I pulled out my phone, flipped it open and used it as a flashlight. I swiped the card again. The small led screen red ENTER PIN. There was space for four digits.
“PIN? You gotta be fucking kidding me.” I didn't like the sound of my voice. It sounded like a guy who had no idea what he was doing. I would not follow this guy.
I kicked the snow, through a punch. In raw frustration, I kicked the snow again. Kicked the wall. What would Hutch use as a pin? There must be hundreds of possible combinations. What would Hutch use? His birthday? Don't know it. Anniversary? Hutch forget his anniversary and got in deep shit with Mrs. Hutch.
He forgot his anniversary. He forgets everything.
I typed: one, two, three, four.
The door motor kicked to life and the door started to rise. I ducked underneath it as it went up and flipped on the lights.
I saw the forklift before I'd even stood up all the way.
It took me an hour before I figured out how to get the forklift running and it was harder to manage on the snow than the truck was, but I managed to wedge it behind the truck and lower the fork down on the back. It put the weight of the fork on the back of the truck enough to get the wheels on the road.
I climbed back into the truck, started it up, dropped it in reverse and ever so gently back up. If, somehow, I backed over the forklift and sent it skidding down the hill on the other side, I was just going to go off into the snowy woods and freeze to death like that Steve kid in Wisconsin.
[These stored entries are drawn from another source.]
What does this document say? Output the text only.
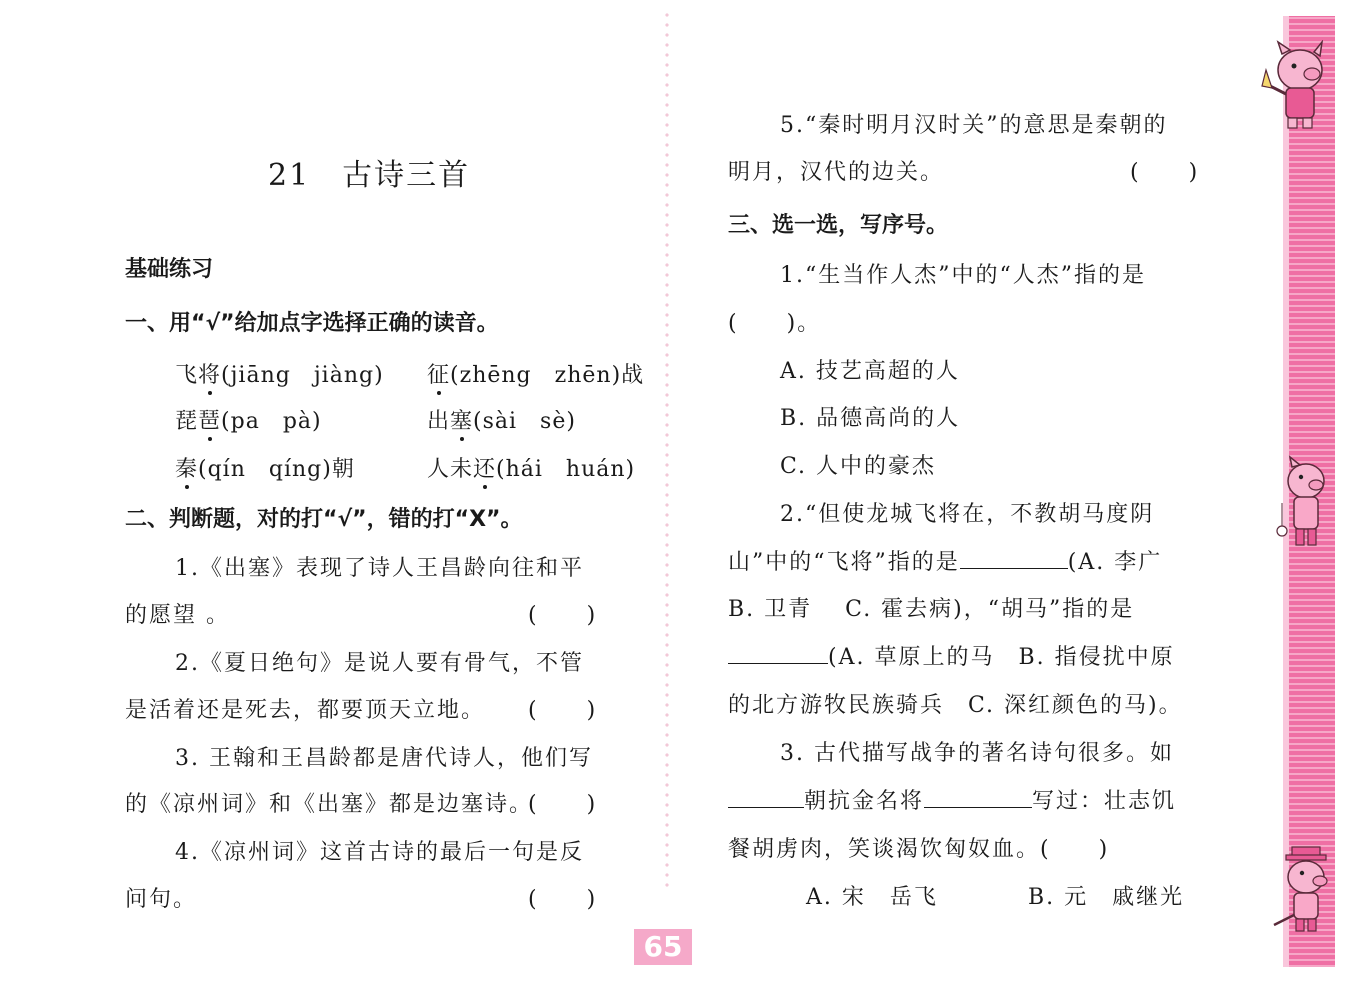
21　古诗三首
基础练习
一、用“√”给加点字选择正确的读音。
飞将(jiāng　jiàng) 征(zhēng　zhēn)战
琵琶(pa　pà)	出塞(sài　sè)
秦(qín　qíng)朝	人未还(hái　huán)
二、判断题，对的打“√”，错的打“X”。
1.《出塞》表现了诗人王昌龄向往和平
的愿望 。	(　　)
2.《夏日绝句》是说人要有骨气，不管
是活着还是死去，都要顶天立地。 (　　)
3. 王翰和王昌龄都是唐代诗人，他们写
的《凉州词》和《出塞》都是边塞诗。
(　　)
4.《凉州词》这首古诗的最后一句是反
问句。	(　　)
5.“秦时明月汉时关”的意思是秦朝的
明月，汉代的边关。	(　　)
三、选一选，写序号。
1.“生当作人杰”中的“人杰”指的是
(　　)。
A. 技艺高超的人
B. 品德高尚的人
C. 人中的豪杰
2.“但使龙城飞将在，不教胡马度阴
山”中的“飞将”指的是	(A. 李广
B. 卫青　 C. 霍去病)，“胡马”指的是
(A. 草原上的马　B. 指侵扰中原
的北方游牧民族骑兵　C. 深红颜色的马)。
3. 古代描写战争的著名诗句很多。如
朝抗金名将	写过：壮志饥
餐胡虏肉，笑谈渴饮匈奴血。(　　)
A. 宋　岳飞	B. 元　戚继光
65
The truck wheels caught and I heard the truck bump the forklift as I backed up. Just enough.
I jumped out of the truck. The forklift was still on the road, though it had been scooted backward by the truck, but it didn't matter, because the truck was back on the road.
I returned the forklift, unloaded the truck and stashed the medical supplies inside the empty space of the machine of uncertain purpose, which had a coffin sized hole in it. I thought distantly, as I pushed the boxes inside, that it might be parts of a CAT scan machine. I still had to take the truck back.
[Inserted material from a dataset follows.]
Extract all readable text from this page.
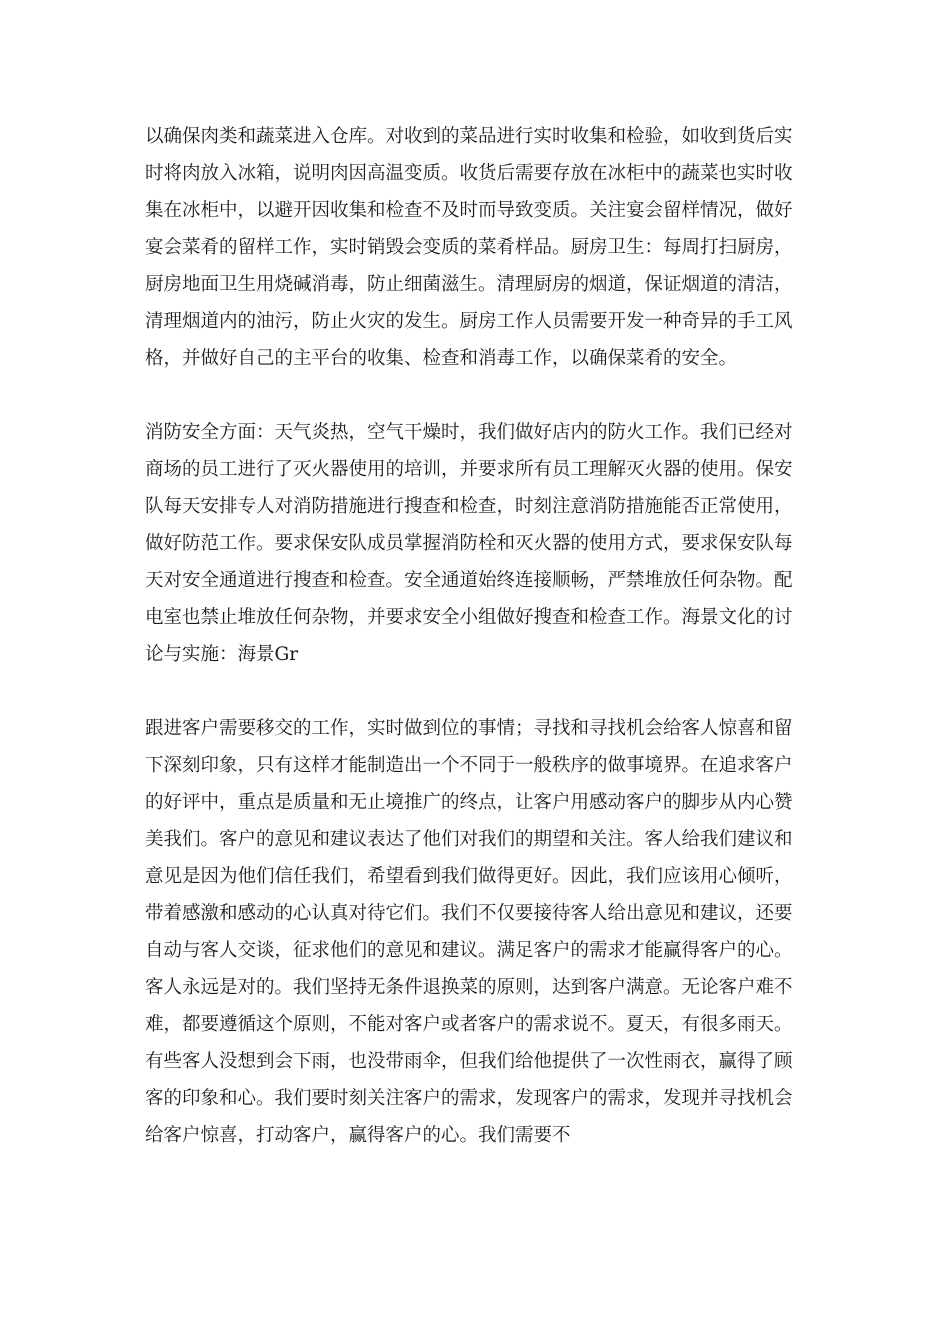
以确保肉类和蔬菜进入仓库。对收到的菜品进行实时收集和检验，如收到货后实时将肉放入冰箱，说明肉因高温变质。收货后需要存放在冰柜中的蔬菜也实时收集在冰柜中，以避开因收集和检查不及时而导致变质。关注宴会留样情况，做好宴会菜肴的留样工作，实时销毁会变质的菜肴样品。厨房卫生：每周打扫厨房，厨房地面卫生用烧碱消毒，防止细菌滋生。清理厨房的烟道，保证烟道的清洁，清理烟道内的油污，防止火灾的发生。厨房工作人员需要开发一种奇异的手工风格，并做好自己的主平台的收集、检查和消毒工作，以确保菜肴的安全。

消防安全方面：天气炎热，空气干燥时，我们做好店内的防火工作。我们已经对商场的员工进行了灭火器使用的培训，并要求所有员工理解灭火器的使用。保安队每天安排专人对消防措施进行搜查和检查，时刻注意消防措施能否正常使用，做好防范工作。要求保安队成员掌握消防栓和灭火器的使用方式，要求保安队每天对安全通道进行搜查和检查。安全通道始终连接顺畅，严禁堆放任何杂物。配电室也禁止堆放任何杂物，并要求安全小组做好搜查和检查工作。海景文化的讨论与实施：海景Gr

跟进客户需要移交的工作，实时做到位的事情；寻找和寻找机会给客人惊喜和留下深刻印象，只有这样才能制造出一个不同于一般秩序的做事境界。在追求客户的好评中，重点是质量和无止境推广的终点，让客户用感动客户的脚步从内心赞美我们。客户的意见和建议表达了他们对我们的期望和关注。客人给我们建议和意见是因为他们信任我们，希望看到我们做得更好。因此，我们应该用心倾听，带着感激和感动的心认真对待它们。我们不仅要接待客人给出意见和建议，还要自动与客人交谈，征求他们的意见和建议。满足客户的需求才能赢得客户的心。客人永远是对的。我们坚持无条件退换菜的原则，达到客户满意。无论客户难不难，都要遵循这个原则，不能对客户或者客户的需求说不。夏天，有很多雨天。有些客人没想到会下雨，也没带雨伞，但我们给他提供了一次性雨衣，赢得了顾客的印象和心。我们要时刻关注客户的需求，发现客户的需求，发现并寻找机会给客户惊喜，打动客户，赢得客户的心。我们需要不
By the time I got home, it was nearly three AM. I slumped on the couch with a cold Dr. Pepper, when what I really wanted was a coffee. I didn't have a coffee machine, coffee, a pot, a mug or any sugar, so that wasn't going to happen. I would have to remember to get that stuff when I went to the University Food Service. I'd heard a report about a meat recall due to E. coli, that made me think. E. coli was the shit bacteria. It made people jump. Shit always made people jump. When I went to get food, I would say,”Boo! E. coli! Gimme your tater-tots!”
I laughed, but didn't like the sound of my voice in the silence of my apartment.
I flicked the television on. CNN was still flogging the dead kid, frozen solid, spread eagle like an eternal snow angel. I flipped the TV off again. I couldn't face the kid.
The apocalypse had just been a hobby, but, tonight I stepped up my game.
The next step I had avoided for fear of drawing unwanted attention, now I saw no other way of moving forward without it.
I needed another pair of hands. I needed a partner.